Христианство на Западе развивалось в другой ситуации. После переноса столицы Римской империи в Константинополь (330 г.) главной фигурой в Риме становится римский епископ — папа. Италия превращается в западную окраину империи, у которой уже не хватает финансовых и военных сил для защиты ее границ от набегов варваров. Логическим следствием этого явился распад империи на Восточную (Византия) и Западную (Гесперия) в 395 г., что еще более усилило власть папы, который для защиты Вечного города вступал в переговоры с варварами, замирял их и постепенно становился для них большим авторитетом, чем император. Но быть щитом всей Западной империи он не мог. В конце V века она прекратила свое существование. От былого могущества Римской империи остались одни осколки. Молодые государства старались выжить в ожесточенной борьбе между собой. В эту борьбу вмешивался и папский престол, пытаясь использовать при этом не только духовные силы, но и мирские средства, что не замедлило вылиться в большие территориальные приобретения для папской тиары. Франкский король Пипин Короткий в 756 г. отдал папе почти всю Северную и Центральную Италию, кроме того, папа обладал Сицилией и обширными земельными владениями в Испании. Современное государство Ватикан — остаток былого земного могущества католицизма. Папа, став равным земным государям, но имея перед ними духовное преимущество, являясь по официальной доктрине наместником Бога на земле, посчитал возможным присвоить себе власть назначать и смещать земных владык, в отдельных случаях при этом опираясь на вооруженные силы. Жесткая непримиримость католицизма, нетерпимость к ересям произросли на этой основе, ведь любое отклонение от догмы было посягательством не только на духовную власть, но и на земную, которая была реальна и в силу этого более ценна.
В таких условиях принять католицизм для князя означало подчиниться земной власти папы, стать его марионеткой, которая при ненадобности может быть отброшена и заменена на другую, что могло бы привести к междоусобицам, оснований для которых и без этого хватало. Принятие католицизма в тот момент не способствовало укреплению мощи и единства Киевской Руси, православие же для этого использовалось в полной мере и не только во времена Киевской, но и Московской Руси. В период княжеских междоусобиц князья, чтобы пересилить противника, хотели поставить «начальника церкви» на своей стороне. По мере укрепления власти московских князей церковь, для защиты себя и укрепления княжеской власти, полностью переходит под руку московского князя[25]. Православие способствовало идейному и организационному объединению верующих, осуществление им этой интеграционной функции не в малой мере легло в основу становления русского этноса как социальной общности и российской государственности.

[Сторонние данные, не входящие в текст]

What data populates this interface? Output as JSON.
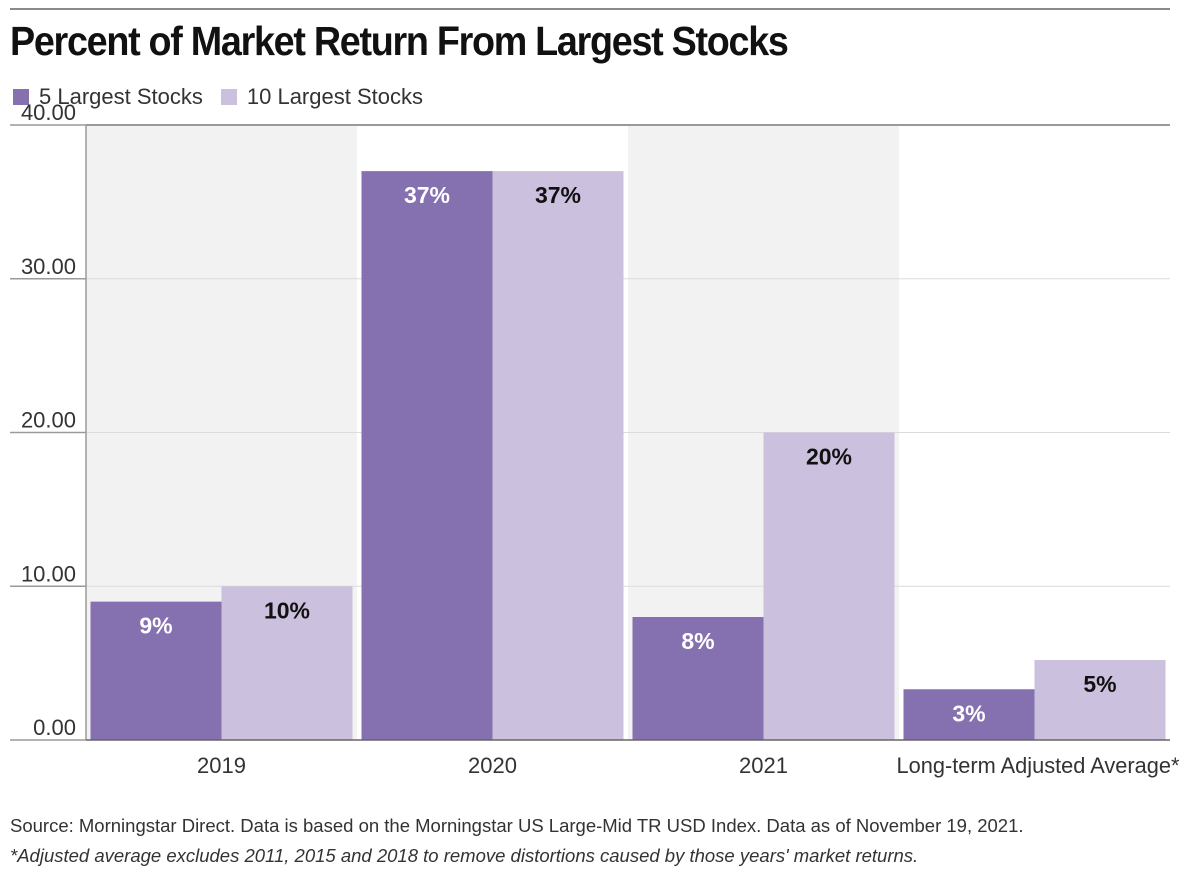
{
  "chart_data": {
    "type": "bar",
    "title": "Percent of Market Return From Largest Stocks",
    "categories": [
      "2019",
      "2020",
      "2021",
      "Long-term Adjusted Average*"
    ],
    "series": [
      {
        "name": "5 Largest Stocks",
        "color": "#8570b0",
        "values": [
          9,
          37,
          8,
          3.3
        ],
        "labels": [
          "9%",
          "37%",
          "8%",
          "3%"
        ],
        "label_color": "#ffffff"
      },
      {
        "name": "10 Largest Stocks",
        "color": "#cbc0dd",
        "values": [
          10,
          37,
          20,
          5.2
        ],
        "labels": [
          "10%",
          "37%",
          "20%",
          "5%"
        ],
        "label_color": "#111111"
      }
    ],
    "yticks": [
      "0.00",
      "10.00",
      "20.00",
      "30.00",
      "40.00"
    ],
    "ylim": [
      0,
      40
    ],
    "grid": true,
    "legend": "top-left",
    "band_color": "#f2f2f2"
  },
  "footer": {
    "source": "Source: Morningstar Direct. Data is based on the Morningstar US Large-Mid TR USD Index. Data as of November 19, 2021.",
    "note": "*Adjusted average excludes 2011, 2015 and 2018 to remove distortions caused by those years' market returns."
  }
}
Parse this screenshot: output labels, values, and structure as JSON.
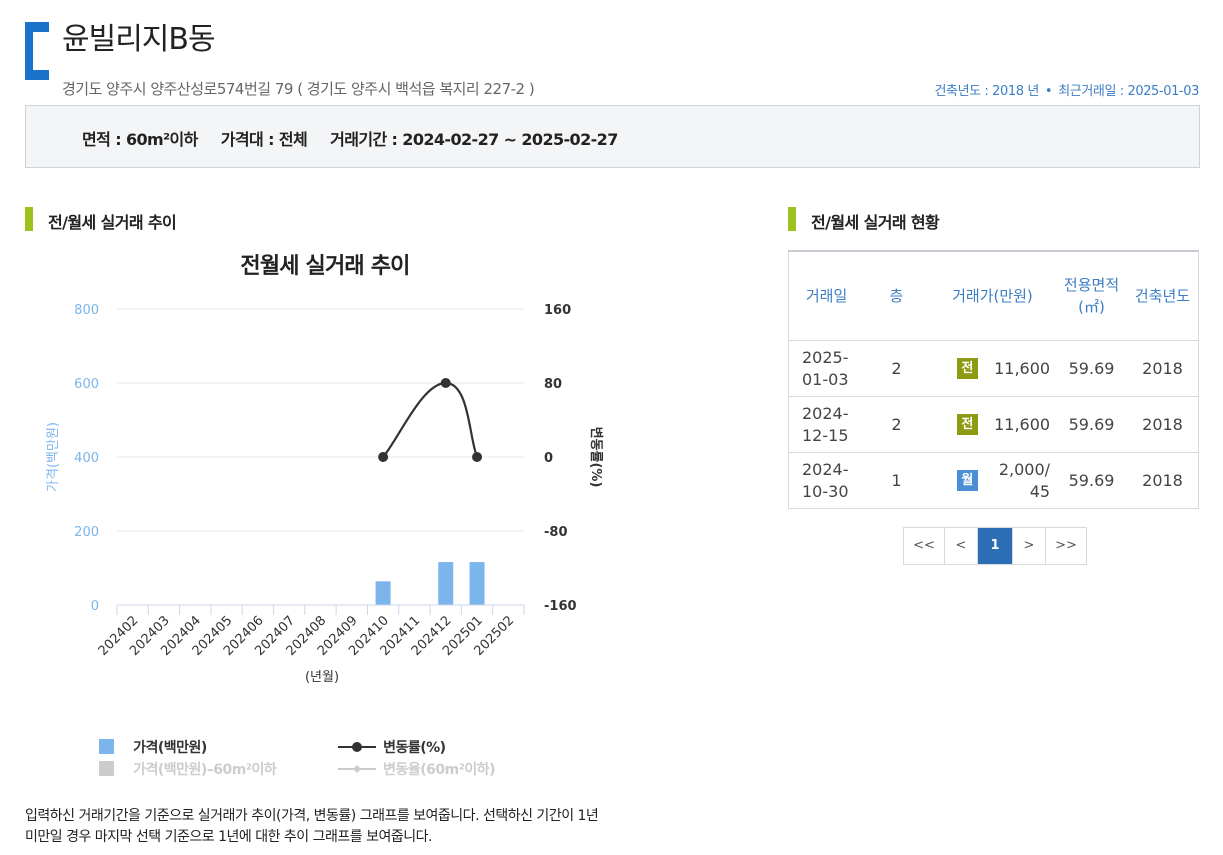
{
  "header": {
    "title": "윤빌리지B동",
    "address": "경기도 양주시 양주산성로574번길 79 ( 경기도 양주시 백석읍 복지리 227-2 )",
    "built_year": "건축년도 : 2018 년",
    "separator": "•",
    "last_trade": "최근거래일 : 2025-01-03"
  },
  "filter": {
    "area": "면적 :  60m²이하",
    "price": "가격대 :  전체",
    "period": "거래기간 :  2024-02-27 ~ 2025-02-27"
  },
  "trend_section": {
    "heading": "전/월세 실거래 추이",
    "chart_title": "전월세 실거래 추이"
  },
  "chart_data": {
    "type": "bar",
    "title": "전월세 실거래 추이",
    "categories": [
      "202402",
      "202403",
      "202404",
      "202405",
      "202406",
      "202407",
      "202408",
      "202409",
      "202410",
      "202411",
      "202412",
      "202501",
      "202502"
    ],
    "xlabel": "(년월)",
    "ylabel": "가격(백만원)",
    "y2label": "변동률(%)",
    "ylim": [
      0,
      800
    ],
    "yticks": [
      "800",
      "600",
      "400",
      "200",
      "0"
    ],
    "y2lim": [
      -160,
      160
    ],
    "y2ticks": [
      "160",
      "80",
      "0",
      "-80",
      "-160"
    ],
    "series": [
      {
        "name": "가격(백만원)",
        "type": "bar",
        "color": "#7cb5ec",
        "values": [
          null,
          null,
          null,
          null,
          null,
          null,
          null,
          null,
          64,
          null,
          116,
          116,
          null
        ]
      },
      {
        "name": "변동률(%)",
        "type": "line",
        "axis": "right",
        "color": "#333333",
        "values": [
          null,
          null,
          null,
          null,
          null,
          null,
          null,
          null,
          0,
          null,
          80,
          0,
          null
        ]
      }
    ],
    "legend": [
      {
        "label": "가격(백만원)",
        "color": "#7cb5ec",
        "kind": "square"
      },
      {
        "label": "변동률(%)",
        "color": "#333333",
        "kind": "line"
      },
      {
        "label": "가격(백만원)–60m²이하",
        "color": "#cccccc",
        "kind": "square"
      },
      {
        "label": "변동율(60m²이하)",
        "color": "#cccccc",
        "kind": "line"
      }
    ],
    "legend_position": "bottom-left",
    "grid": true
  },
  "status_section": {
    "heading": "전/월세 실거래 현황",
    "columns": [
      "거래일",
      "층",
      "거래가(만원)",
      "전용면적(㎡)",
      "건축년도"
    ],
    "rows": [
      {
        "date": "2025-01-03",
        "floor": "2",
        "type": "전",
        "type_color": "#8c9a14",
        "price": "11,600",
        "area": "59.69",
        "year": "2018"
      },
      {
        "date": "2024-12-15",
        "floor": "2",
        "type": "전",
        "type_color": "#8c9a14",
        "price": "11,600",
        "area": "59.69",
        "year": "2018"
      },
      {
        "date": "2024-10-30",
        "floor": "1",
        "type": "월",
        "type_color": "#4a8fd6",
        "price": "2,000/45",
        "area": "59.69",
        "year": "2018"
      }
    ]
  },
  "pagination": {
    "first": "<<",
    "prev": "<",
    "current": "1",
    "next": ">",
    "last": ">>"
  },
  "footnote": "입력하신 거래기간을 기준으로 실거래가 추이(가격, 변동률) 그래프를 보여줍니다. 선택하신 기간이 1년 미만일 경우 마지막 선택 기준으로 1년에 대한 추이 그래프를 보여줍니다.",
  "colors": {
    "accent_blue": "#1a73c8",
    "section_bar": "#9cc31d",
    "page_active": "#2b6eb5"
  }
}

Православие стало тем мерилом, с помощью которого давалась нравственная оценка деятельности государственной власти, через него действия власти осознавались как национально значимые. Подчеркивая значение православия, Н. А. Бердяев писал, что «душа русского народа была формирована русской православной церковью, она получила чисто религиозную формацию»[26].
Выделенные нами факторы, как представляется, объясняют основания предпочтения на Руси православия. Но Русь, сделав этот выбор, в определенной мере разделила и судьбу Византии. Когда очередной крестовый поход за Гробом Господним окончился провалом, крестоносцы в апреле 1204 г. взяли приступом Константинополь, оправдывая себя тем, что греки такие схизматики, что хуже мусульман. Схизматиками стали и славяне. В то время, когда Русь подверглась татаро-монгольскому завоеванию, на северо-западе на ее территорию вторглись крестоносцы. Папа Григорий IX дал своему легату Вильгельму задание принудить Новгород перейти в католическую веру[27]. Другой папа, Иннокентий IV, объявил на Лионском соборе крестовый поход против схизматиков — греков и русских. Только в силу того, что Александр Невский смог заключить союз с Золотой Ордой, натиск католической агрессии был остановлен. С этого времени началось многовековое противостояние с католическим миром. Выстоять в нем можно было только объединившись вокруг центра, обеспечивающего возможность самоидентификации — православия. Возможно, в силу этого русские верили ортодоксально, возможно, по этой причине, как заметил М. Н. Покровский, «московская политическая идеология была церковной… московский царь мыслился своими подданными не столько как государь национальный, сколько как царь православного христианства всего мира»[28], для которого безусловное подчинение высшему принципу (православию) было столь же обязательным, как и для его подданных. Наличие одной идеи, служение ей всех членов общества спаяло Русь в одно целое. Это вылилось в то, что к «XV в. государство мыслилось как особый организм, который вне времени и обстоятельств должен олицетворять особую «небесно-земную правду»… это предполагало единство государства и общества, частый приоритет идеологических ценностей над сословными»[29].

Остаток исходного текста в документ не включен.